I was mooching around the vacant lot across the street from Jack’s house early one Saturday morning, kicking around in the waist high weeds looking for box turtles. I looked up from the hunt and saw him standing in the driveway. He had on heavy wool pants, which were tucked into a pair of winter boots, the black rubber kind with the snap clasps on them. You know the kind of boots I’m talking about, don’t you? We all had them as kids, for trucking around in the snow, the clasps getting full of snow and freezing shut so you had to pry them open to get them off… anyway, over the boots and pants he was wearing a heavy red and black plaid hunting jacket, heavy leather gloves with gauntlets going half way up his forearms, and, to top it off, one of those Yukon hats, with the built in ear muffs, which were down and tied fast under his chin. Not a bad outfit for exploring the frozen wastes in winter, but it was late June and this was tempting heat stroke, at the least. I decided to stop worrying the box turtles for a while and mosey over to see what this was all about.
“Jack, what are you all done up for?” I asked as I met up with him. He was setting a ladder up against the side of the house and he turned to me and said,
“I’ve had it with those God damned wasps. They chase me into the house every night and I’m fed up with it. One of these days one of the God damned things is going to sting me.”
“What are you going to do, Jack, smoke them out” I asked.
“Nope”, he said, reaching into the right pocket of his coat and extracting a tall white aerosol can. “I got a can of God damned wasp killer. I’m going to squirt the God damned things and to hell with them.”
“Well, that sounds like it should work. Have you ever used that stuff before?”
“No, but the guy at the hardware store said it will kill them in one shot, so I’m going to give them a squirt and that’s that.”
“Ok… but you know, I think I’ll watch this from across the street.”
I turned to walk back out of his driveway as he started to climb the ladder. What happened next, I can only imagine, because all I heard was,
“JESUS CHRIST!!!”
followed by a loud thud. By the time I turned around, all I got to see was Jack sprawled on his back in the driveway, his wooden ladder laying on top of him and the can of God damned wasp killer spinning in the cinders a few feet away, sending up a little dust devil in the late morning heat. I ran back to him and helped him crawl out from under the ladder. It was then I got a good look at his face. One of the wasps must have decided to fend off the lethal squirt with a preemptive strike and had flown up under his glasses and stung him under his left eye. It was already swollen up like a bright red walnut.
“Are you ok, Jack?” I asked.
All he did was get to his feet, kick the ladder out of his way and start walking to his back door. He paused a minute to look at the can of God damned wasp killer lying at his feet. His whole body shivered like he had a chill and he just walked by and went inside. I didn’t see anymore of him that day.
I picked up the ladder and put it in his garage and then picked up the can of God damned wasp killer and set it on his back porch. I went back across the street to see if any box turtles were to be had and that was pretty much that.

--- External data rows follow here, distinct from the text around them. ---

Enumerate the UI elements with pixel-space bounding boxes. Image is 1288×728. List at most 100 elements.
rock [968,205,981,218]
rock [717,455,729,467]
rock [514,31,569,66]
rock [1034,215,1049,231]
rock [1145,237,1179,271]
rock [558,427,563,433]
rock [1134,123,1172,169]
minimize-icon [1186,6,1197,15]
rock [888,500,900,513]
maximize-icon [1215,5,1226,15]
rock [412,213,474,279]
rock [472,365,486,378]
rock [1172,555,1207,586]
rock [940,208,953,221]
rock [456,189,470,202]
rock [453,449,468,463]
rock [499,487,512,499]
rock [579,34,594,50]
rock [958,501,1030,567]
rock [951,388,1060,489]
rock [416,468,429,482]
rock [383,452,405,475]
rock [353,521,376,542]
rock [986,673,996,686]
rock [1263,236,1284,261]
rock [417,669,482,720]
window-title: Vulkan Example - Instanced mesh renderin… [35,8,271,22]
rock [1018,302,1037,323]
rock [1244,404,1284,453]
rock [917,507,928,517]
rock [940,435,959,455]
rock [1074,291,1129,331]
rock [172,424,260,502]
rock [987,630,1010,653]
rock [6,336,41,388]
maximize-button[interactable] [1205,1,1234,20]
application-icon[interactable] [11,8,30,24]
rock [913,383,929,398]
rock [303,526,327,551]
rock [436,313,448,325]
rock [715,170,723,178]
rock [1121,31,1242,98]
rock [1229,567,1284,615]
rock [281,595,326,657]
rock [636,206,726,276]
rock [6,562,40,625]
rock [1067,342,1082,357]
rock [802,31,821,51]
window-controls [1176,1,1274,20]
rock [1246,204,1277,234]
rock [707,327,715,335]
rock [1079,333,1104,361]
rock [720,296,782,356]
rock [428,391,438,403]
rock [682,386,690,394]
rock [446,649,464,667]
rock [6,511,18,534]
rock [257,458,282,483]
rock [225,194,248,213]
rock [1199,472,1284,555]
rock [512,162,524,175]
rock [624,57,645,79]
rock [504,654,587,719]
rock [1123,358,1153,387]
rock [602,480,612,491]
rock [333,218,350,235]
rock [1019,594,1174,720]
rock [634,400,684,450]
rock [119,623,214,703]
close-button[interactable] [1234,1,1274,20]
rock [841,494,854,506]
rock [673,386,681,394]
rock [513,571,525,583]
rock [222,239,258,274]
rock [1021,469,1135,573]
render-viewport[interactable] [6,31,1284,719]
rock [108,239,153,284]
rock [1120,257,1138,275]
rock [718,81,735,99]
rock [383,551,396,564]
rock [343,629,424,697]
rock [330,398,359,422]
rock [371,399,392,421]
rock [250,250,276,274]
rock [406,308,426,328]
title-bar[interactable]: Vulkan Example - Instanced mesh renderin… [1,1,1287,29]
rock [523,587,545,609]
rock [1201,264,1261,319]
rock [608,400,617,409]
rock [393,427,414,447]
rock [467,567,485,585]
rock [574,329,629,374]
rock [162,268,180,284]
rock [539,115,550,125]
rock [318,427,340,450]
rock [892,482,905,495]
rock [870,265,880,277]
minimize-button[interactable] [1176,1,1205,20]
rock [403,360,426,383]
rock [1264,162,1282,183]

Jack decided that the wasps were better left alone and I think the wasps decided that Jack was to be avoided, too. They wouldn’t make any more personal appearances when he got out of his car, they just made a loud buzzing under the gutters to remind him they were still there and they should leave each other alone.
He did pick up a strange habit, though, that lasted as long as I knew him… whenever he got out of his car he automatically looked up to his left to sure some God damned wasp wasn’t making a sneak attack. It didn’t matter where he was or if there were any wasps or not, he still made that left and up turn of the head. Better safe than sorry, I guess.

Oh, yeah… the wasps eventually left their haven under the gutters… I think it was because of the bats. But that’s another story.

(if you click here, you can see Jack... but no wasps...)

Well, for what it's worth, Happy Groundhog Day.